Saat ini dunia usaha lagi gegana (gelisah, galau merana) bukan karena tidak ada duit, tetapi karena lemahnya pasar! Duit justru berlimpah dan menganggur, baik dari pengusaha yang mengendurkan atau malah menghentikan aktivitas bisnisnya, dan juga dari dana tidur masyarakat (tabungan/ dana pensiun)
Coba cek bunga tabungan dan deposito saat ini, rendah sekali. Hal mana membuat para pensiunan yang mengandalkan bunga deposito untuk kehidupan sehari-harinya menjadi terpukul.
Nah ini saat yang tepat bagi Bulog untuk mengeluarkan obligasi. Dengan bunga 8% saja pastinya akan segera ludes diserbu pasar! Nah, Bulog kini sudah punya silo dan modal besar untuk main beras!
Dengan silo, gudang besar plus modal tadi, saya berani menjamin akan membeli seluruh hasil panen petani di atas harga ketetapan pemerintah sendiri! Statement ini otomatis akan mendongkrak harga gabah di tingkat petani.
Lha, bagaimana caranya? Wong selama ini di bawah harga ketetapan pemerintah saja Bulog tak pernah sanggup untuk membeli gabah petani!

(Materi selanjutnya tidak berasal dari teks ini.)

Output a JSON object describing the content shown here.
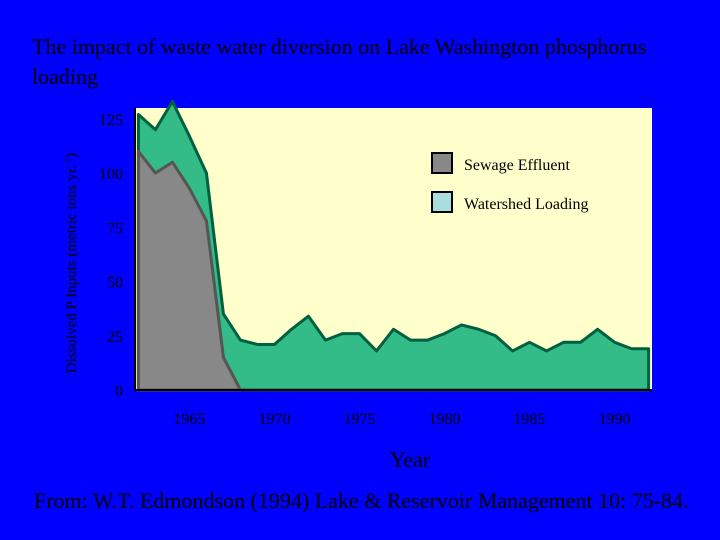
{
  "slide": {
    "title": "The impact of waste water diversion on Lake Washington phosphorus loading",
    "footer": "From: W.T. Edmondson (1994) Lake & Reservoir Management 10: 75-84."
  },
  "chart_data": {
    "type": "area",
    "title": "",
    "xlabel": "Year",
    "ylabel": "Dissolved P Inputs (metric tons yr.",
    "ylabel_sup": "-1",
    "ylabel_suffix": ")",
    "xlim": [
      1961.8,
      1992.2
    ],
    "ylim": [
      0,
      130
    ],
    "x_ticks": [
      1965,
      1970,
      1975,
      1980,
      1985,
      1990
    ],
    "y_ticks": [
      0,
      25,
      50,
      75,
      100,
      125
    ],
    "grid": false,
    "legend_position": "top-right",
    "plot_background": "#ffffcc",
    "series": [
      {
        "name": "Watershed Loading",
        "color": "#33bb88",
        "stroke": "#006040",
        "x": [
          1962,
          1963,
          1964,
          1965,
          1966,
          1967,
          1968,
          1969,
          1970,
          1971,
          1972,
          1973,
          1974,
          1975,
          1976,
          1977,
          1978,
          1979,
          1980,
          1981,
          1982,
          1983,
          1984,
          1985,
          1986,
          1987,
          1988,
          1989,
          1990,
          1991,
          1992
        ],
        "y": [
          127,
          120,
          133,
          117,
          100,
          35,
          23,
          21,
          21,
          28,
          34,
          23,
          26,
          26,
          18,
          28,
          23,
          23,
          26,
          30,
          28,
          25,
          18,
          22,
          18,
          22,
          22,
          28,
          22,
          19,
          19
        ]
      },
      {
        "name": "Sewage Effluent",
        "color": "#888888",
        "stroke": "#555555",
        "x": [
          1962,
          1963,
          1964,
          1965,
          1966,
          1967,
          1968
        ],
        "y": [
          110,
          100,
          105,
          93,
          78,
          15,
          0
        ]
      }
    ]
  }
}
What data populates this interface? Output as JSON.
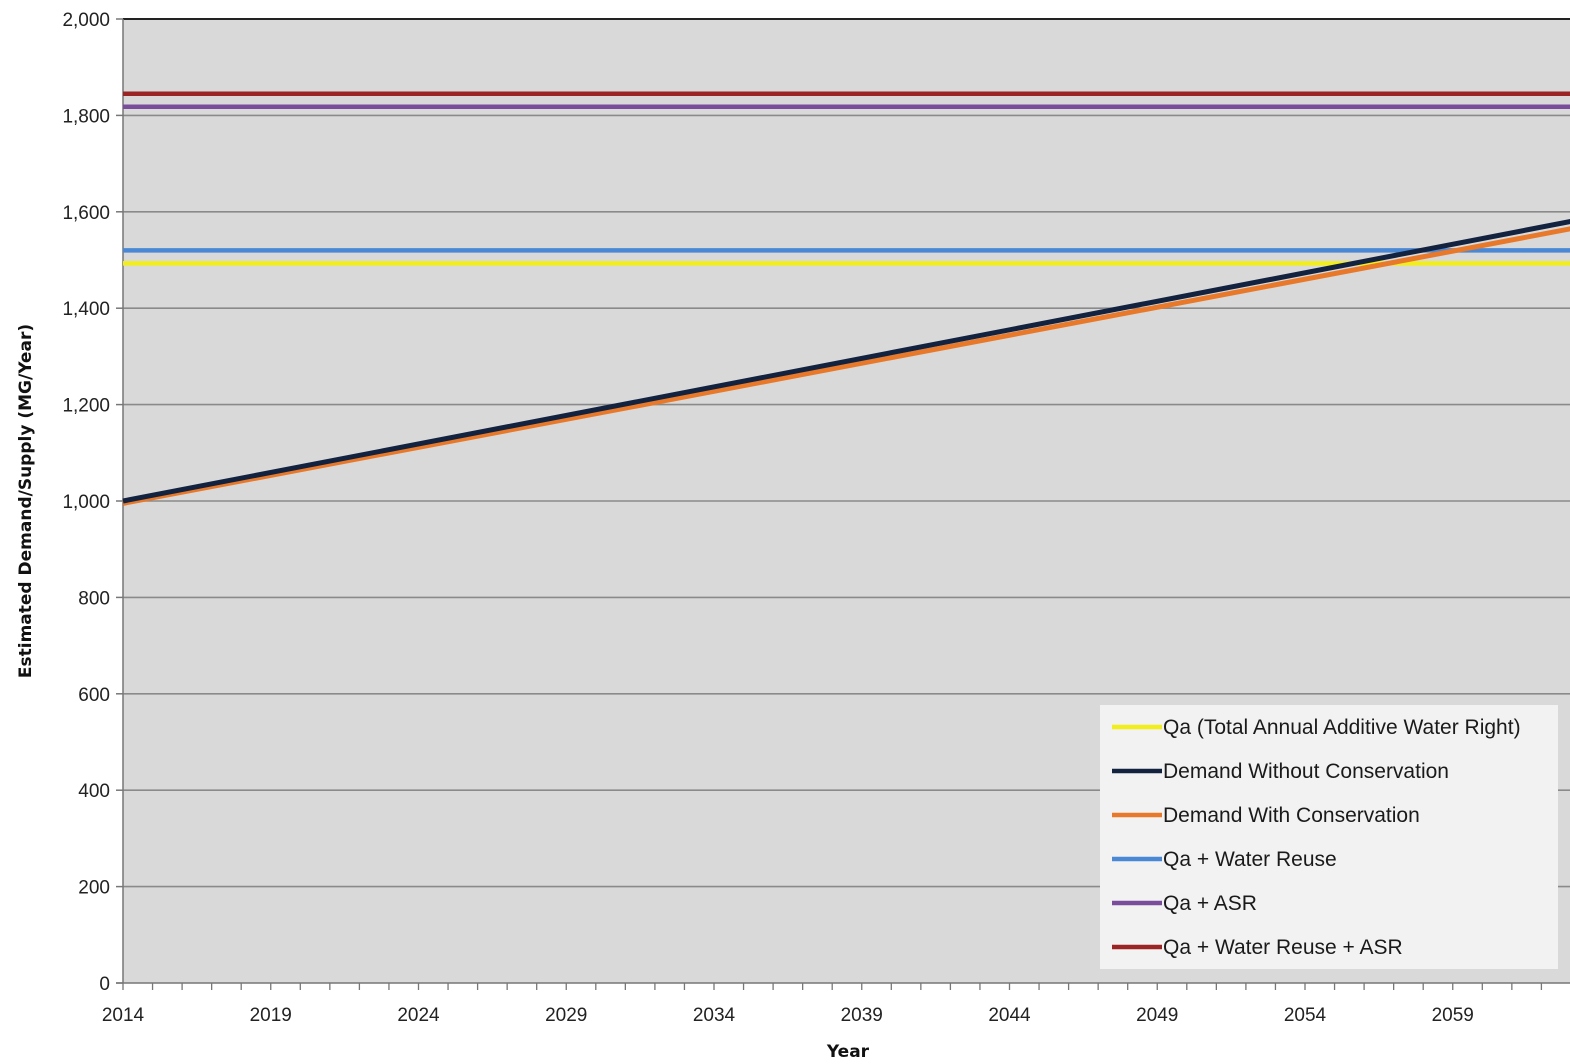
{
  "chart_data": {
    "type": "line",
    "xlabel": "Year",
    "ylabel": "Estimated Demand/Supply (MG/Year)",
    "xlim": [
      2014,
      2063
    ],
    "ylim": [
      0,
      2000
    ],
    "x_ticks": [
      "2014",
      "2019",
      "2024",
      "2029",
      "2034",
      "2039",
      "2044",
      "2049",
      "2054",
      "2059"
    ],
    "y_ticks": [
      "0",
      "200",
      "400",
      "600",
      "800",
      "1,000",
      "1,200",
      "1,400",
      "1,600",
      "1,800",
      "2,000"
    ],
    "grid": true,
    "legend_position": "bottom-right",
    "series": [
      {
        "name": "Qa (Total Annual Additive Water Right)",
        "color": "#f2ee1c",
        "x": [
          2014,
          2063
        ],
        "y": [
          1493,
          1493
        ]
      },
      {
        "name": "Demand Without Conservation",
        "color": "#13233f",
        "x": [
          2014,
          2063
        ],
        "y": [
          1000,
          1580
        ]
      },
      {
        "name": "Demand With Conservation",
        "color": "#e8792a",
        "x": [
          2014,
          2063
        ],
        "y": [
          995,
          1565
        ]
      },
      {
        "name": "Qa + Water Reuse",
        "color": "#4a88d6",
        "x": [
          2014,
          2063
        ],
        "y": [
          1520,
          1520
        ]
      },
      {
        "name": "Qa + ASR",
        "color": "#7a4d9c",
        "x": [
          2014,
          2063
        ],
        "y": [
          1818,
          1818
        ]
      },
      {
        "name": "Qa + Water Reuse + ASR",
        "color": "#9b2424",
        "x": [
          2014,
          2063
        ],
        "y": [
          1845,
          1845
        ]
      }
    ]
  }
}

Mari kita cek dulu harga gabah/beras ini. Mengacu kepada Permendag No. 24 Tahun 2020, harga HPP (Harga Pokok Pembelian) gabah untuk GKP (Gabah Kering Panen) adalah Rp 4.200/kg.Â
Sedangkan untuk GKG (Gabah Kering Giling) adalah Rp 5.205/kg. Sementara HET (Harga Eceran Tertinggi) beras medium sebesar Rp 9.450-10.250/kg. Padahal menurut Pusat Informasi Harga Pasar Strategis Nasional (PIHPS) harga beras rata-rata Rp 11.800/ kg pada tahun 2020 kemarin.
Nah sekarang kita pantengin kalkulator Bulog. Rendemen GKG itu berkisar 63% artinya dari 100 kg GKG menghasilkan 63 kg beras, yang terdiri dari beras Medium dan beras Premium.Â
Kualitas beras ini (medium atau premium tersebut) sangat ditentukan oleh teknologi/efisiensi dari mesin giling padi tersebut. Harga eceran beras premium sendiri bisa mencapai Rp 20.000/kg.
Jadi kalau Bulog membeli GKG Rp 5.205/kg itu artinya Bulog membeli beras dari petani seharga Rp 5.205/0,63 atau seharga Rp 8.265/kg. Murah banget kan! Anggaplah beras itu semuanya kualitas medium (beras premium dan dedaknya buat saya saja, hehe) maka selisih harga (keuntungan kotor) adalah Rp 9.450 - Rp 8.265= Rp 1.185/kg! Ini masih hitungan paling jelek, soalnya menurut PIHPS) harga beras itu rata-rata Rp 11.800/ kg.
Konsumsi beras nasional berkisar 2,5 juta ton per bulan. Anggaplah porsi Bulog 40% saja, yaitu sejuta ton. Maka laba Bulog sebelum dipotong biaya operasional adalah 1 juta ton dikali Rp 1.185/kg = Rp 1.185 miliar atau Rp 1,185 triliun!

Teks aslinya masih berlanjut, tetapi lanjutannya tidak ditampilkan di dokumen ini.